Il y a souvent plusieurs prétendants, ils sont sincères, mais un seul est l’émanation complète et véritable du Tulku. Il ne faut pas croire qu’il y ait une recherche avide pour les familles ni de manipulation lorsque plusieurs prétendants se présentent. Il y a un fait qui n’est plus enseigné dans la mystique chrétienne, c’est la notion d’émanation qui est pourtant connue depuis des siècles. De quoi s’agit-il ? Au risque de choquer, en voici l’explication : un même esprit qui porte une mission importante peut disposer de plusieurs possibilités d’incarnation. Il « partage » avec d’autres plusieurs corps physiques qui se développent en parallèle dans plusieurs familles. L’esprit visite et « co-anime » le développement de ses différentes émanations. Les védantistes pensent qu’un même esprit peut animer jusqu’à sept émanations humaines simultanément disséminées dans le monde, incarnées ou non. Il anime aussi des animaux, des plantes, des minéraux, en grand nombre.
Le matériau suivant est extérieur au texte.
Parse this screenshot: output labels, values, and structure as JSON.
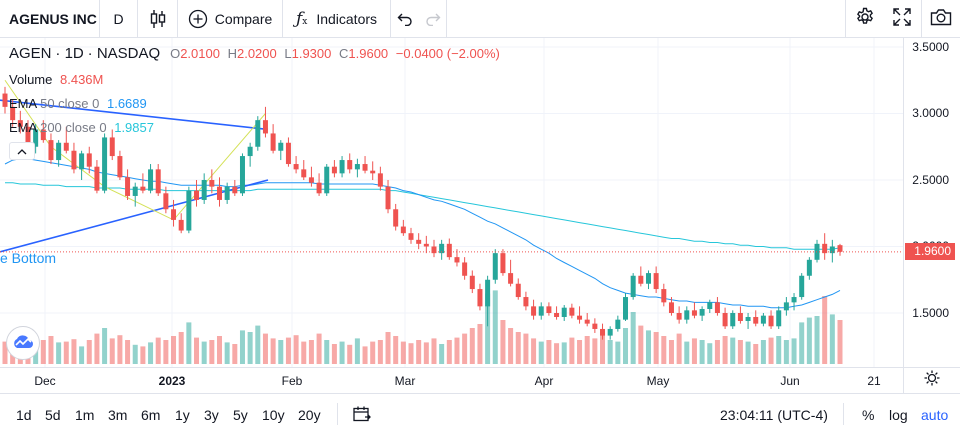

Ceci est une autre histoire très loin de nos champs de conscience actuelle qui peuvent être heurtées par cette information. Le végétarisme indou tire son origine des liens supposés entre chaque humain et de nombreux animaux dont il ressent les souffrances s'ils sont maltraités ou tués.

Lors de l’épreuve de reconnaissance, l’esprit du Tulku choisit celui qu’il pense le plus apte à assurer son incarnation. Celui qui est choisi a alors la révélation fulgurante qui lui permet de reconnaître ses affaires. Les autres ne sont pas abandonnés, le nouveau Rinpoché les soutiendra tout au long de leur vie et il prendra soin d’eux. Il est aussi réservé un sort favorable à celui qui a cédé son corps au Rinpoché. Ici les corps physiques sont vus comme des véhicules qui sont interchangeables pendant les premières années de la vie moyennant certaines conditions.

C’est donc dans le chapitre « compassion » que naturellement est évoquée la roue de la vie. C’est ici aussi qu’est décrit le contact front contre front qui est le plus puissant moyen de transmission du maître à son disciple, sans geste, tête contre tête, souvent le maître parle mais le disciple n’entend pas ou ne comprend rien à ce qui lui est dit. Le maître s’incline vers le disciple et lui ouvre l’accès à son propre maître intérieur en rassurant ses cellules et en leur montrant ce qu’est la présence de l’esprit. Souvent le disciple n’est pas prêt à recevoir en conscience et ne perçoit rien. Cela n’enlève rien à ce qui se passe, quand il sera prêt, le disciple se rappellera de cet instant et du travail qu’a opéré le maître sur lui. Ce contact entre Pierre et le petit Rinpotché a confirmé les intuitions de Thundup qui à partir de là va donner de nombreux enseignement à Pierre pour le réparer à se mettre en chemin.

C’est dans ce chapitre que Pierre prend conscience que le gardien n’est en fait pas neutre, qu’il exhausse ses demandes. Ici, le gardien symbolise l’esprit. Ce qui se passe montre la relation entre l’ego et l’esprit. L’ego demande, l’esprit apporte les éléments de la satisfaction de cette demande. Dans la vie courante, nous n’attendons pas la satisfaction de la première demande que cent autres ont déjà fusé dans toutes les directions, neutralisant l’action pour nous apporter satisfaction de la première demande que nous avons oubliée sitôt qu'elle a été formulée. C’est ici qu’il a reconstitué l’histoire de l’accident, il n’est pas encore assez avancé pour comprendre les motivations de ceux qui sont venus le récupérer.